I am trying to find the tangent that is common to two quadratic Bezier curves.
Concretely, I want to draw the corner of a bending piece of paper, like this:
Theoretically it looks simple: Given a Bezier curve $B$ through points $P_0$, $P_1$ and $P_2$, and another one $G$ though $Q_0$, $Q_1$, $Q_2$, i.e.: $$ B(t) = (1-t)^2P_0 + 2t(1-t)P_1 + t^2P_2 $$$$ G(r) = (1-r)^2Q_0 + 2r(1-r)Q_1 + r^2Q_2 $$$$ 0 \leq t, r \leq 1 $$ , I am looking for a solution $(r,t)$ of this system: $$ B'(t) \cdot G'(r) = 0 $$$$ (G(r) - B(t)) = \lambda B'(t) $$ , that is: the tangent vectors are parallel and the vector between the tangent points is on the tangent.
I first spent a couple hours on paper isolating $r$ in the first and substituting in the second, but I gave up given the number of terms that came up.
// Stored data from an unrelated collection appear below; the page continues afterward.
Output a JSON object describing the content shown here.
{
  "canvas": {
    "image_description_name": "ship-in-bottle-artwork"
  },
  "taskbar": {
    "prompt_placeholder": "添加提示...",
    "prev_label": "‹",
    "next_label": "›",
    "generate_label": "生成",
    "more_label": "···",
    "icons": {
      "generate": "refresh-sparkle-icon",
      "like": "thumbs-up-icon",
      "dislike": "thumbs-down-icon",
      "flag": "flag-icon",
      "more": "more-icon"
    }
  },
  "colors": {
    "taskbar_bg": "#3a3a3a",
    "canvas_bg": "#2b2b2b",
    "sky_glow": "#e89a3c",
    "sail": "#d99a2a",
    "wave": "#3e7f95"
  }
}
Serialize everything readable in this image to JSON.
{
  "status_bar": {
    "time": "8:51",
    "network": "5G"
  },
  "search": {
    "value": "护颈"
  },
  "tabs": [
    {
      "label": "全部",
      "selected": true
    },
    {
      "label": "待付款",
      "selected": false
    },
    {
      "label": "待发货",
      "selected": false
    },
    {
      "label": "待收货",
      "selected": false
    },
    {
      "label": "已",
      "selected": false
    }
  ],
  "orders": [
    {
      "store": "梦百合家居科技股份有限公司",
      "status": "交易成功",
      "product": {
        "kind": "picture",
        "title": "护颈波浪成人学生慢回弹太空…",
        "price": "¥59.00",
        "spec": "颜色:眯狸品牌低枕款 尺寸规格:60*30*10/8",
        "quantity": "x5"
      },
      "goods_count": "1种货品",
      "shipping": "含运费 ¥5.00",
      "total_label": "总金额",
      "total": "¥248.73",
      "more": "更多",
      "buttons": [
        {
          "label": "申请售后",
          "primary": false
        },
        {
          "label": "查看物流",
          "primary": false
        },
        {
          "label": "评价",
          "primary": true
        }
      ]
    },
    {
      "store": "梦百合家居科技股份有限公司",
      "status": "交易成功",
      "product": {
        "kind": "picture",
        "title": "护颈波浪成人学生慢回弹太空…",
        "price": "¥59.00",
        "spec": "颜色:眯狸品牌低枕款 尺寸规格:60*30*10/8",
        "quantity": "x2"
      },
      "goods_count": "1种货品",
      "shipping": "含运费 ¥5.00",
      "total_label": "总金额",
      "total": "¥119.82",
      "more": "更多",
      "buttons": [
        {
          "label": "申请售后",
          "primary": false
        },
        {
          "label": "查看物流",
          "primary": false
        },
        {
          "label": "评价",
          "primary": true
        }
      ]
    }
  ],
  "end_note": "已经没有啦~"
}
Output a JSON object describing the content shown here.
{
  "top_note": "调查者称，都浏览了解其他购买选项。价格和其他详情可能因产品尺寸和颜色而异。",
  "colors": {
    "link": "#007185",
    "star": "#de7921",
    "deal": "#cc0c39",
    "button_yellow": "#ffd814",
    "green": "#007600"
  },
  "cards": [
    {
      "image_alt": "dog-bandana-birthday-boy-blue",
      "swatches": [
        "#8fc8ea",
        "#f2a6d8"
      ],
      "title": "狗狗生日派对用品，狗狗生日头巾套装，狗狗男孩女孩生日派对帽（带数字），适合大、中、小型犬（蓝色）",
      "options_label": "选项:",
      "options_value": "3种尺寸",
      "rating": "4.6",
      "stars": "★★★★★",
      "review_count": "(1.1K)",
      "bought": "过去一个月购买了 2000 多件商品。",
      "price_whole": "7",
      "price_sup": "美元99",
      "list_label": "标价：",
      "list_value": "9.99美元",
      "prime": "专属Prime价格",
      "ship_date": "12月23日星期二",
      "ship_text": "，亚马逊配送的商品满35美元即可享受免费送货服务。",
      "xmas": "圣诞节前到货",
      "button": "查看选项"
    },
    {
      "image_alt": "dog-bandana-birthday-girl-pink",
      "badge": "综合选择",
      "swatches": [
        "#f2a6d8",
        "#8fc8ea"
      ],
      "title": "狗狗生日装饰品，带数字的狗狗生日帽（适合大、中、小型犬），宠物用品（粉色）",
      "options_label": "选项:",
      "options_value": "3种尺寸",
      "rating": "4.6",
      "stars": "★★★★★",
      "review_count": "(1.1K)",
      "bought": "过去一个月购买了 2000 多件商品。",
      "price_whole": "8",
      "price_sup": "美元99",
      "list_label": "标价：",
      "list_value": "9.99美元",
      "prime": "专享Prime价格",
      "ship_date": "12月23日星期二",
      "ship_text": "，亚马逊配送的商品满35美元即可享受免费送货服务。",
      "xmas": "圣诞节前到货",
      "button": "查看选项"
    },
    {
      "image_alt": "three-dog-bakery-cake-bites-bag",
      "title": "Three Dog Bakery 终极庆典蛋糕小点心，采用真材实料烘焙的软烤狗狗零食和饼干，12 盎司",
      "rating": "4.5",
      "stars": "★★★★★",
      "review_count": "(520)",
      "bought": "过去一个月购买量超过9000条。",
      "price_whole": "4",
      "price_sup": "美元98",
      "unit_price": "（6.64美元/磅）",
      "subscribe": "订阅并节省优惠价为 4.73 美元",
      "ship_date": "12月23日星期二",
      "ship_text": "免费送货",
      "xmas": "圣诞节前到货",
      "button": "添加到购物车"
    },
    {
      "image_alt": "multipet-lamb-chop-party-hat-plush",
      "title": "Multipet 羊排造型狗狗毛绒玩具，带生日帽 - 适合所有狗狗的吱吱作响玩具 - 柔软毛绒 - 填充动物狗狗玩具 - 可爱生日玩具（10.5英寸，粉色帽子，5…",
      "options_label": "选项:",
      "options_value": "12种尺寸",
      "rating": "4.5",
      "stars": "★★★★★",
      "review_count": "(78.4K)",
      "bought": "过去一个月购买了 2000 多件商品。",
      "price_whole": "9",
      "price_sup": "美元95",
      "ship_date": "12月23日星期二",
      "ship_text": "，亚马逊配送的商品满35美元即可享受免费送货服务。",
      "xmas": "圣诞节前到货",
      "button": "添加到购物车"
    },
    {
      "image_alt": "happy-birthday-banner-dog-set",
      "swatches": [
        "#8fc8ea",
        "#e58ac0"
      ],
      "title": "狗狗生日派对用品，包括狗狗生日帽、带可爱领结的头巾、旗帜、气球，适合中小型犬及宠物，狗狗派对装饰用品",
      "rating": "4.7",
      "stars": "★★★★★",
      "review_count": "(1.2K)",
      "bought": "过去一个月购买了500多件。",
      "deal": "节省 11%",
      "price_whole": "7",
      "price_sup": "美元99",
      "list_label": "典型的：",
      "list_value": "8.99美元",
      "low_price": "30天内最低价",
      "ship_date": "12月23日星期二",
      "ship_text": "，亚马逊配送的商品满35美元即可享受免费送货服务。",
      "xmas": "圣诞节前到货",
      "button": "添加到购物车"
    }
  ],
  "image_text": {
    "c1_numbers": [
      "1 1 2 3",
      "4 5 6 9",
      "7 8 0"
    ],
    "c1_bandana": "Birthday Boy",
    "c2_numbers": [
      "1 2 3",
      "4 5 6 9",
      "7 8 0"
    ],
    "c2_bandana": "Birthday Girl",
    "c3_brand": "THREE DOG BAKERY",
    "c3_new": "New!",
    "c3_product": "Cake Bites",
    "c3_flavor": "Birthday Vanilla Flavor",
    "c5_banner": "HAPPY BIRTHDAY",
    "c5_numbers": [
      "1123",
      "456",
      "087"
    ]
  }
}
Then I used Maple to help me do the calculation, and even it cannot tract it. I found answers online that gave roughly the same idea that I have here, but no calculation is ever done.
My question: It there a more clever way to approach the problem, any transformation that would make the algebra simpler?
N.B.
- A numeric approximation is enough for my application. I tried a Taylor expansion in Maple, with no success.
- I am actually interested in an application where $P_2 = Q_0$, not sure if it really matters.
- I am interested in other ways to draw what I want, but I spent so much time trying to solve the equations above that now I'd like to see a math solution anyway.